Et, une fois embauché, il faut
suivre les conseils de ceux qui vous entourent,
car leur expérience ne peut être
que bénéfique pour un jeune
qui débute.
> Comment envisagez-vous l’avenir
?
- Vous savez, j’ai 48 ans et je
me vois très mal me recycler maintenant…
Aujourd’hui, je pense connaître
toutes les techniques de vente et être
au top. Ceci, sans vantardise. Je suppose
que je vais continuer à faire ce
travail de représentant encore
un moment.
Sinon, peut-être qu’un jour
viendra où l’on me demandera
de m’occuper de la formation des
nouveaux vendeurs… L’occasion
ne s’est pour l’instant pas
présentée, mais qui sait,
cela arrivera peut-être.
> Pour terminer,
pouvez-vous nous glisser un petit mot
à propos des salaires ?
- Ils sont très variables. En général,
on a un salaire de base qui n’est
pas très élevé et
à côté de ça,
on touche des commissions sur les ventes.

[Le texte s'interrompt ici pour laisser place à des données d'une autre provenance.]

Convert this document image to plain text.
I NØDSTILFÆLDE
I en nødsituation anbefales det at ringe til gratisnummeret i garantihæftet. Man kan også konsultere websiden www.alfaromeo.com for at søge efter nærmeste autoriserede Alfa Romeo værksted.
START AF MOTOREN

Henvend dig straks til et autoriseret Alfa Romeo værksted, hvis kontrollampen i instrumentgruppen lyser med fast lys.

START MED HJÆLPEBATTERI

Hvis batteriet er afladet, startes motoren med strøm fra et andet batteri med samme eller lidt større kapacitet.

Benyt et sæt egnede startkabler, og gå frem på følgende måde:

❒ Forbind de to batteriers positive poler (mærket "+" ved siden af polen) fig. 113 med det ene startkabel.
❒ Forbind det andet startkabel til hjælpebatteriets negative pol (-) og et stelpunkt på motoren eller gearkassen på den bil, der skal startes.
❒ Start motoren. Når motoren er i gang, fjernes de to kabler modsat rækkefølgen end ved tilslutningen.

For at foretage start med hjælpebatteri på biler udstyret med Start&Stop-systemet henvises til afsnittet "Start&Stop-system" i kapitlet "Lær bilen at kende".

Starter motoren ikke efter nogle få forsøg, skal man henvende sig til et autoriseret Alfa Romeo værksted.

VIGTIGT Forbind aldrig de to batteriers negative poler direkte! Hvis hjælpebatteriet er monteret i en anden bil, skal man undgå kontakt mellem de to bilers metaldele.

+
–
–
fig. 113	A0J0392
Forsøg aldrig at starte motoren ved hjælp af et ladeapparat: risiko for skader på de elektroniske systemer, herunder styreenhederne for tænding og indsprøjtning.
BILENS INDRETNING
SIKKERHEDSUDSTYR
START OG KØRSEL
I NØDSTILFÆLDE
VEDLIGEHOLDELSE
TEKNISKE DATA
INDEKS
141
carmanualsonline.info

Ce qui fait que parfois, on peut gagner
1 000 € sur un mois, et le mois suivant
gagner vraiment beaucoup plus. Personnellement,
il m’est arrivé de gagner
presque 50 000 francs en un mois (7 500
€). Les bons représentants
gagnent donc plutôt bien leur vie.
Fiche métier
du Représentant
de commerce.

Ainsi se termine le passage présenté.